TAME Airlines is Ecuador’s flag carrier, operating domestic and international destinations. Other airlines that serve the country’s air traffic include Avianca, Emetebe, Latam, Equair, Aeroregional Ecuador, Galapagos Airways, and EC Plus Airlines.
Flying from mainland Ecuador to the Galapagos is the most practical way to reach the islands. While most airfares within the mainland are affordable, flights to the Galapagos Islands are more than double.
Cruises and boat trips are a common way to travel around the Galápagos islands, with options from small yachts and larger cruise ships. It may be expensive but scenic, allowing travelers to see more wildlife on their way to the islands. Travelers may also need to travel by speedboat or canoe to some Amazon destinations, including the Cuyabeno Wildlife Reserve.

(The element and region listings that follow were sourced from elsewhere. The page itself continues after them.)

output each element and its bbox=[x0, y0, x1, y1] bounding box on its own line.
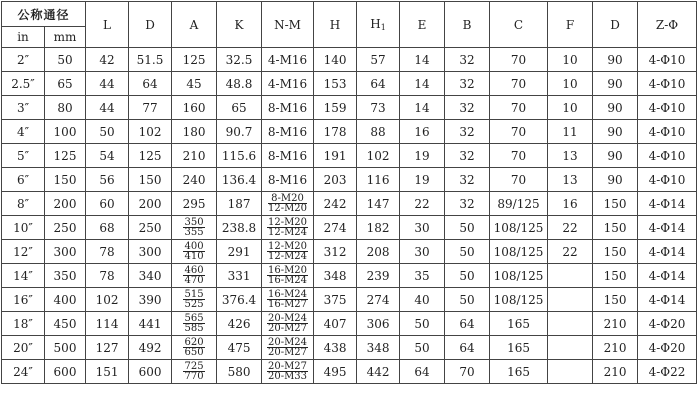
cell-d: 340 bbox=[129, 264, 172, 288]
cell-nm bbox=[262, 312, 314, 336]
table-row bbox=[2, 336, 697, 360]
header-K: K bbox=[217, 2, 262, 48]
cell-b: 50 bbox=[445, 216, 490, 240]
cell-f bbox=[548, 312, 593, 336]
cell-a-bottom: 650 bbox=[184, 346, 204, 358]
cell-b: 32 bbox=[445, 168, 490, 192]
table-row bbox=[2, 168, 697, 192]
cell-d2: 150 bbox=[593, 288, 638, 312]
cell-b: 64 bbox=[445, 312, 490, 336]
cell-in: 24″ bbox=[2, 360, 45, 384]
cell-a: 160 bbox=[172, 96, 217, 120]
cell-l: 50 bbox=[86, 120, 129, 144]
cell-nm bbox=[262, 360, 314, 384]
cell-h1: 306 bbox=[357, 312, 400, 336]
header-in: in bbox=[2, 27, 45, 48]
cell-nm-top: 16-M24 bbox=[267, 288, 308, 300]
cell-l: 44 bbox=[86, 96, 129, 120]
cell-a-stack bbox=[183, 218, 204, 237]
cell-l: 102 bbox=[86, 288, 129, 312]
cell-h1: 147 bbox=[357, 192, 400, 216]
cell-k: 48.8 bbox=[217, 72, 262, 96]
header-H: H bbox=[314, 2, 357, 48]
cell-mm: 50 bbox=[45, 48, 86, 72]
cell-in: 3″ bbox=[2, 96, 45, 120]
cell-h: 495 bbox=[314, 360, 357, 384]
cell-e: 30 bbox=[400, 240, 445, 264]
cell-d: 200 bbox=[129, 192, 172, 216]
cell-e: 64 bbox=[400, 360, 445, 384]
cell-nm-stack bbox=[267, 218, 308, 237]
cell-d: 51.5 bbox=[129, 48, 172, 72]
cell-z: 4-Φ10 bbox=[638, 168, 697, 192]
cell-nm-top: 12-M20 bbox=[267, 240, 308, 252]
cell-z: 4-Φ20 bbox=[638, 336, 697, 360]
cell-a: 295 bbox=[172, 192, 217, 216]
dimension-table bbox=[1, 1, 697, 384]
cell-nm-bottom: 12-M24 bbox=[267, 250, 308, 262]
cell-b: 50 bbox=[445, 288, 490, 312]
cell-b: 70 bbox=[445, 360, 490, 384]
cell-k: 426 bbox=[217, 312, 262, 336]
cell-a-stack bbox=[183, 338, 204, 357]
cell-h1: 116 bbox=[357, 168, 400, 192]
cell-a-top: 400 bbox=[184, 240, 204, 252]
cell-b: 50 bbox=[445, 240, 490, 264]
cell-l: 54 bbox=[86, 144, 129, 168]
cell-z: 4-Φ10 bbox=[638, 96, 697, 120]
cell-k: 238.8 bbox=[217, 216, 262, 240]
cell-k: 475 bbox=[217, 336, 262, 360]
cell-a-bottom: 355 bbox=[184, 226, 204, 238]
cell-z: 4-Φ10 bbox=[638, 48, 697, 72]
cell-h: 140 bbox=[314, 48, 357, 72]
cell-b: 64 bbox=[445, 336, 490, 360]
cell-mm: 350 bbox=[45, 264, 86, 288]
cell-l: 42 bbox=[86, 48, 129, 72]
cell-z: 4-Φ14 bbox=[638, 264, 697, 288]
cell-l: 44 bbox=[86, 72, 129, 96]
cell-z: 4-Φ14 bbox=[638, 288, 697, 312]
header-A: A bbox=[172, 2, 217, 48]
header-H1-subscript: 1 bbox=[380, 23, 386, 32]
cell-h: 438 bbox=[314, 336, 357, 360]
cell-h: 348 bbox=[314, 264, 357, 288]
cell-a-top: 515 bbox=[184, 288, 204, 300]
cell-h1: 88 bbox=[357, 120, 400, 144]
cell-f bbox=[548, 264, 593, 288]
cell-in: 2″ bbox=[2, 48, 45, 72]
cell-c: 108/125 bbox=[490, 264, 548, 288]
cell-z: 4-Φ20 bbox=[638, 312, 697, 336]
cell-a: 180 bbox=[172, 120, 217, 144]
cell-h: 375 bbox=[314, 288, 357, 312]
header-H1-letter: H bbox=[370, 17, 381, 31]
cell-nm bbox=[262, 336, 314, 360]
cell-a: 125 bbox=[172, 48, 217, 72]
cell-nm bbox=[262, 240, 314, 264]
cell-h1: 182 bbox=[357, 216, 400, 240]
cell-h: 191 bbox=[314, 144, 357, 168]
cell-e: 16 bbox=[400, 120, 445, 144]
cell-d2: 90 bbox=[593, 72, 638, 96]
cell-d2: 90 bbox=[593, 96, 638, 120]
cell-nm-bottom: 20-M27 bbox=[267, 322, 308, 334]
cell-c: 70 bbox=[490, 144, 548, 168]
cell-f bbox=[548, 336, 593, 360]
cell-l: 151 bbox=[86, 360, 129, 384]
cell-a bbox=[172, 264, 217, 288]
header-D2: D bbox=[593, 2, 638, 48]
cell-l: 127 bbox=[86, 336, 129, 360]
cell-f: 22 bbox=[548, 216, 593, 240]
header-Z-phi: Z-Φ bbox=[638, 2, 697, 48]
cell-in: 20″ bbox=[2, 336, 45, 360]
cell-nm-bottom: 16-M24 bbox=[267, 274, 308, 286]
cell-k: 187 bbox=[217, 192, 262, 216]
cell-z: 4-Φ10 bbox=[638, 144, 697, 168]
cell-nm-stack bbox=[267, 362, 308, 381]
cell-a-bottom: 770 bbox=[184, 370, 204, 382]
cell-in: 12″ bbox=[2, 240, 45, 264]
table-row bbox=[2, 360, 697, 384]
cell-mm: 400 bbox=[45, 288, 86, 312]
cell-nm-bottom: 16-M27 bbox=[267, 298, 308, 310]
cell-c: 70 bbox=[490, 168, 548, 192]
cell-d: 125 bbox=[129, 144, 172, 168]
cell-nm-top: 8-M20 bbox=[268, 194, 307, 204]
cell-e: 19 bbox=[400, 168, 445, 192]
table-row bbox=[2, 312, 697, 336]
cell-a-stack bbox=[183, 290, 204, 309]
cell-e: 14 bbox=[400, 96, 445, 120]
cell-d2: 90 bbox=[593, 144, 638, 168]
cell-in: 14″ bbox=[2, 264, 45, 288]
cell-f: 10 bbox=[548, 72, 593, 96]
cell-mm: 450 bbox=[45, 312, 86, 336]
cell-d: 600 bbox=[129, 360, 172, 384]
cell-h1: 102 bbox=[357, 144, 400, 168]
cell-nm bbox=[262, 288, 314, 312]
cell-e: 50 bbox=[400, 336, 445, 360]
cell-d2: 90 bbox=[593, 48, 638, 72]
cell-b: 32 bbox=[445, 192, 490, 216]
cell-h: 203 bbox=[314, 168, 357, 192]
cell-b: 32 bbox=[445, 48, 490, 72]
cell-h: 312 bbox=[314, 240, 357, 264]
cell-f bbox=[548, 288, 593, 312]
cell-in: 5″ bbox=[2, 144, 45, 168]
cell-mm: 100 bbox=[45, 120, 86, 144]
cell-a: 210 bbox=[172, 144, 217, 168]
cell-k: 376.4 bbox=[217, 288, 262, 312]
cell-a-stack bbox=[183, 242, 204, 261]
cell-a bbox=[172, 216, 217, 240]
cell-d: 250 bbox=[129, 216, 172, 240]
cell-d: 77 bbox=[129, 96, 172, 120]
cell-nm bbox=[262, 216, 314, 240]
header-B: B bbox=[445, 2, 490, 48]
cell-h: 274 bbox=[314, 216, 357, 240]
cell-h: 242 bbox=[314, 192, 357, 216]
cell-e: 14 bbox=[400, 72, 445, 96]
cell-nm-bottom: 20-M33 bbox=[267, 370, 308, 382]
cell-d2: 210 bbox=[593, 312, 638, 336]
cell-nm: 8-M16 bbox=[262, 120, 314, 144]
cell-nm-top: 12-M20 bbox=[267, 216, 308, 228]
cell-f: 11 bbox=[548, 120, 593, 144]
cell-mm: 250 bbox=[45, 216, 86, 240]
cell-h1: 64 bbox=[357, 72, 400, 96]
cell-h1: 348 bbox=[357, 336, 400, 360]
cell-c: 70 bbox=[490, 48, 548, 72]
cell-f: 13 bbox=[548, 144, 593, 168]
cell-d: 441 bbox=[129, 312, 172, 336]
cell-k: 90.7 bbox=[217, 120, 262, 144]
cell-nm-bottom: 20-M27 bbox=[267, 346, 308, 358]
table-body bbox=[2, 48, 697, 384]
cell-h1: 57 bbox=[357, 48, 400, 72]
cell-nm: 4-M16 bbox=[262, 72, 314, 96]
cell-mm: 600 bbox=[45, 360, 86, 384]
cell-mm: 150 bbox=[45, 168, 86, 192]
cell-nm-stack bbox=[268, 194, 307, 213]
cell-nm-bottom: 12-M24 bbox=[267, 226, 308, 238]
header-mm: mm bbox=[45, 27, 86, 48]
cell-l: 60 bbox=[86, 192, 129, 216]
cell-z: 4-Φ14 bbox=[638, 240, 697, 264]
cell-nm-stack bbox=[267, 338, 308, 357]
cell-h: 178 bbox=[314, 120, 357, 144]
cell-f: 13 bbox=[548, 168, 593, 192]
cell-c: 70 bbox=[490, 96, 548, 120]
cell-k: 331 bbox=[217, 264, 262, 288]
cell-d: 492 bbox=[129, 336, 172, 360]
cell-z: 4-Φ14 bbox=[638, 192, 697, 216]
table-row bbox=[2, 240, 697, 264]
table-row bbox=[2, 192, 697, 216]
cell-c: 70 bbox=[490, 120, 548, 144]
cell-in: 6″ bbox=[2, 168, 45, 192]
cell-c: 108/125 bbox=[490, 288, 548, 312]
cell-h1: 442 bbox=[357, 360, 400, 384]
table-row bbox=[2, 264, 697, 288]
cell-z: 4-Φ10 bbox=[638, 120, 697, 144]
cell-k: 580 bbox=[217, 360, 262, 384]
header-L: L bbox=[86, 2, 129, 48]
cell-d: 390 bbox=[129, 288, 172, 312]
cell-a-top: 460 bbox=[184, 264, 204, 276]
cell-l: 78 bbox=[86, 264, 129, 288]
table-row bbox=[2, 288, 697, 312]
cell-c: 165 bbox=[490, 312, 548, 336]
header-C: C bbox=[490, 2, 548, 48]
cell-a bbox=[172, 240, 217, 264]
cell-h1: 208 bbox=[357, 240, 400, 264]
cell-nm-top: 20-M27 bbox=[267, 360, 308, 372]
cell-d2: 150 bbox=[593, 192, 638, 216]
header-D: D bbox=[129, 2, 172, 48]
cell-nm-stack bbox=[267, 290, 308, 309]
cell-nm-top: 20-M24 bbox=[267, 312, 308, 324]
cell-e: 30 bbox=[400, 216, 445, 240]
cell-mm: 80 bbox=[45, 96, 86, 120]
cell-a bbox=[172, 312, 217, 336]
cell-in: 2.5″ bbox=[2, 72, 45, 96]
cell-c: 89/125 bbox=[490, 192, 548, 216]
table-row bbox=[2, 144, 697, 168]
cell-l: 68 bbox=[86, 216, 129, 240]
cell-a-top: 725 bbox=[184, 360, 204, 372]
cell-c: 108/125 bbox=[490, 240, 548, 264]
cell-c: 70 bbox=[490, 72, 548, 96]
cell-f: 16 bbox=[548, 192, 593, 216]
table-row bbox=[2, 120, 697, 144]
cell-e: 40 bbox=[400, 288, 445, 312]
cell-d: 102 bbox=[129, 120, 172, 144]
cell-h1: 274 bbox=[357, 288, 400, 312]
cell-b: 32 bbox=[445, 120, 490, 144]
cell-d: 300 bbox=[129, 240, 172, 264]
cell-mm: 500 bbox=[45, 336, 86, 360]
cell-nm bbox=[262, 264, 314, 288]
cell-mm: 300 bbox=[45, 240, 86, 264]
cell-nm: 8-M16 bbox=[262, 96, 314, 120]
cell-k: 115.6 bbox=[217, 144, 262, 168]
cell-f: 10 bbox=[548, 48, 593, 72]
cell-mm: 200 bbox=[45, 192, 86, 216]
cell-a-bottom: 585 bbox=[184, 322, 204, 334]
cell-h: 407 bbox=[314, 312, 357, 336]
cell-nm: 4-M16 bbox=[262, 48, 314, 72]
cell-k: 136.4 bbox=[217, 168, 262, 192]
cell-b: 50 bbox=[445, 264, 490, 288]
cell-nm bbox=[262, 192, 314, 216]
cell-e: 22 bbox=[400, 192, 445, 216]
cell-d: 150 bbox=[129, 168, 172, 192]
cell-in: 10″ bbox=[2, 216, 45, 240]
header-H1 bbox=[357, 2, 400, 48]
cell-mm: 65 bbox=[45, 72, 86, 96]
table-row bbox=[2, 48, 697, 72]
cell-l: 114 bbox=[86, 312, 129, 336]
table-row bbox=[2, 72, 697, 96]
cell-c: 165 bbox=[490, 360, 548, 384]
cell-a-top: 620 bbox=[184, 336, 204, 348]
cell-c: 165 bbox=[490, 336, 548, 360]
cell-nm-stack bbox=[267, 242, 308, 261]
cell-f: 10 bbox=[548, 96, 593, 120]
cell-nm: 8-M16 bbox=[262, 144, 314, 168]
cell-z: 4-Φ22 bbox=[638, 360, 697, 384]
cell-e: 19 bbox=[400, 144, 445, 168]
cell-a-stack bbox=[183, 266, 204, 285]
cell-f: 22 bbox=[548, 240, 593, 264]
cell-a-top: 565 bbox=[184, 312, 204, 324]
cell-in: 18″ bbox=[2, 312, 45, 336]
table-row bbox=[2, 96, 697, 120]
cell-nm-stack bbox=[267, 314, 308, 333]
cell-h1: 239 bbox=[357, 264, 400, 288]
header-nominal-diameter: 公称通径 bbox=[2, 2, 86, 27]
cell-b: 32 bbox=[445, 72, 490, 96]
cell-nm: 8-M16 bbox=[262, 168, 314, 192]
cell-d2: 210 bbox=[593, 336, 638, 360]
cell-a-bottom: 470 bbox=[184, 274, 204, 286]
cell-z: 4-Φ10 bbox=[638, 72, 697, 96]
cell-k: 291 bbox=[217, 240, 262, 264]
cell-f bbox=[548, 360, 593, 384]
cell-l: 78 bbox=[86, 240, 129, 264]
cell-d2: 210 bbox=[593, 360, 638, 384]
cell-e: 14 bbox=[400, 48, 445, 72]
header-F: F bbox=[548, 2, 593, 48]
cell-k: 32.5 bbox=[217, 48, 262, 72]
cell-d2: 150 bbox=[593, 264, 638, 288]
cell-mm: 125 bbox=[45, 144, 86, 168]
cell-a-bottom: 410 bbox=[184, 250, 204, 262]
cell-a-top: 350 bbox=[184, 216, 204, 228]
cell-e: 35 bbox=[400, 264, 445, 288]
cell-a bbox=[172, 288, 217, 312]
cell-d2: 90 bbox=[593, 168, 638, 192]
cell-nm-top: 16-M20 bbox=[267, 264, 308, 276]
table-row bbox=[2, 216, 697, 240]
header-N-M: N-M bbox=[262, 2, 314, 48]
cell-l: 56 bbox=[86, 168, 129, 192]
cell-a bbox=[172, 360, 217, 384]
cell-a-bottom: 525 bbox=[184, 298, 204, 310]
cell-nm-top: 20-M24 bbox=[267, 336, 308, 348]
cell-d2: 150 bbox=[593, 216, 638, 240]
cell-a-stack bbox=[183, 362, 204, 381]
cell-d2: 90 bbox=[593, 120, 638, 144]
cell-a-stack bbox=[183, 314, 204, 333]
cell-d2: 150 bbox=[593, 240, 638, 264]
cell-h: 159 bbox=[314, 96, 357, 120]
cell-in: 16″ bbox=[2, 288, 45, 312]
cell-in: 8″ bbox=[2, 192, 45, 216]
header-E: E bbox=[400, 2, 445, 48]
cell-c: 108/125 bbox=[490, 216, 548, 240]
cell-h1: 73 bbox=[357, 96, 400, 120]
cell-a: 240 bbox=[172, 168, 217, 192]
cell-nm-stack bbox=[267, 266, 308, 285]
cell-h: 153 bbox=[314, 72, 357, 96]
cell-a bbox=[172, 336, 217, 360]
cell-z: 4-Φ14 bbox=[638, 216, 697, 240]
cell-a: 45 bbox=[172, 72, 217, 96]
cell-b: 32 bbox=[445, 96, 490, 120]
cell-d: 64 bbox=[129, 72, 172, 96]
cell-b: 32 bbox=[445, 144, 490, 168]
cell-in: 4″ bbox=[2, 120, 45, 144]
cell-nm-bottom: 12-M20 bbox=[267, 202, 308, 214]
cell-e: 50 bbox=[400, 312, 445, 336]
cell-k: 65 bbox=[217, 96, 262, 120]
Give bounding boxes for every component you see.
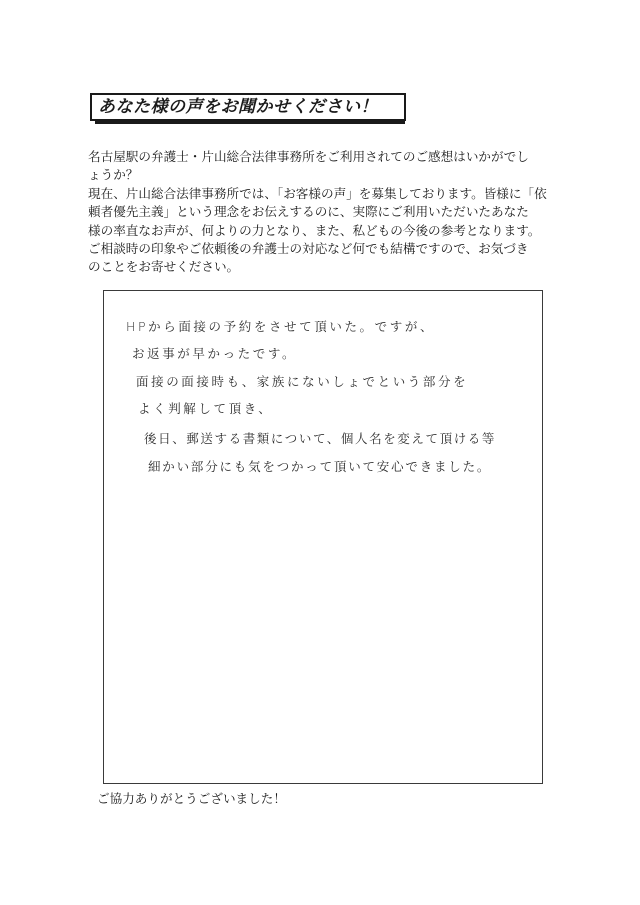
intro-line: 名古屋駅の弁護士・片山総合法律事務所をご利用されてのご感想はいかがでし [88,149,529,164]
comment-line: HPから面接の予約をさせて頂いた。ですが、 [126,319,436,334]
intro-line: 頼者優先主義」という理念をお伝えするのに、実際にご利用いただいたあなた [88,204,529,220]
thanks-message: ご協力ありがとうございました！ [97,791,286,806]
intro-line: ご相談時の印象やご依頼後の弁護士の対応など何でも結構ですので、お気づき [88,241,529,257]
comment-line: よく判解して頂き、 [138,401,274,416]
intro-line: ょうか？ [88,167,139,183]
title-banner [90,93,408,127]
comment-line: 面接の面接時も、家族にないしょでという部分を [136,374,469,389]
comment-line: 後日、郵送する書類について、個人名を変えて頂ける等 [144,431,497,446]
comment-line: お返事が早かったです。 [132,346,298,361]
intro-line: のことをお寄せください。 [88,259,240,275]
comment-line: 細かい部分にも気をつかって頂いて安心できました。 [148,459,492,474]
intro-line: 様の率直なお声が、何よりの力となり、また、私どもの今後の参考となります。 [88,222,541,238]
intro-line: 現在、片山総合法律事務所では、「お客様の声」を募集しております。皆様に「依 [88,185,547,201]
intro-text [88,148,558,277]
banner-title: あなた様の声をお聞かせください！ [90,93,406,121]
customer-voice-box [103,290,543,784]
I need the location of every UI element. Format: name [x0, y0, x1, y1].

Renting a car in Ecuador is suitable for exploring off-the-beaten-track destinations, but drivers must be at least 21 years old and may face extra charges if under 25. Car rental can be arranged in advance or on arrival, with costs comparable to Europe or North America. Rental rates are $35 daily for a hatchback and around $80 for a mid-size 4WD. However, with Ecuador’s road conditions, taking a taxi or bus is easier and cheaper. Main highways are well-maintained, particularly the Pan-American Highway and the Avenue of Volcanoes, but minor roads may require a 4WD due to deteriorating conditions. They drive on the right-hand side of the road, and checking the forecast is advisable as weather quickly changes and landslides are common.
Traveling by bus is one of the most common and efficient ways of getting around in Ecuador. The bus network is extensive, affordable, and with numerous companies operating on popular routes. Comfort levels vary, ranging from air-conditioned buses with amenities to older, less comfortable options. Luxury buses are ideal for long-distance travel, requiring pre-booked tickets and only stopping at scheduled destinations, reducing travel time. Travelers can use the latinbus to look up routes and prices.
Major towns have main bus terminals, while smaller ones may have scattered company offices. Local city buses in larger towns have fixed fares and display routes, with fares from $0.25. Travelers can hail them at designated bus stops in Quito and request your stop whenever it comes along in other areas.
Aside from local buses, Quito has a bus rapid transit line called Trolebus. It operates at the center of Avenida 10 de Agosto – the north-south spine of the city. Moreover, Quito Trolebus has four bus routes, plying to 55 bus stops.
In remote areas, comfort may decrease, and standard buses stop anywhere until full. Local services diminish after nightfall, and pick-up trucks, minibuses, and open-sided trucks may fill gaps in the network. Night travel is discouraged for safety reasons.
Taxis are common in Ecuadorian towns and cities, offering a convenient alternative for exploration and short trips. They are easily identifiable by their yellow bodies, orange license plates, and registration stickers on their windshields. While major city taxis are metered, some drivers refuse to use the taxi meters. Hence, agreeing on a fare before starting the journey is advisable. Standard minimum fares range from $1 to $2, increasing at night between $1.50 and $4 for short trips.
Taxis are also helpful in reaching remote places like national parks, with day-hire costs starting at around $60. App-based services like Uber, Cabify, and Easy Taxi are available in select cities like Quito, Cuenca, and Guayaquil, providing transparent fees. Remember to take only registered cabs for safety reasons.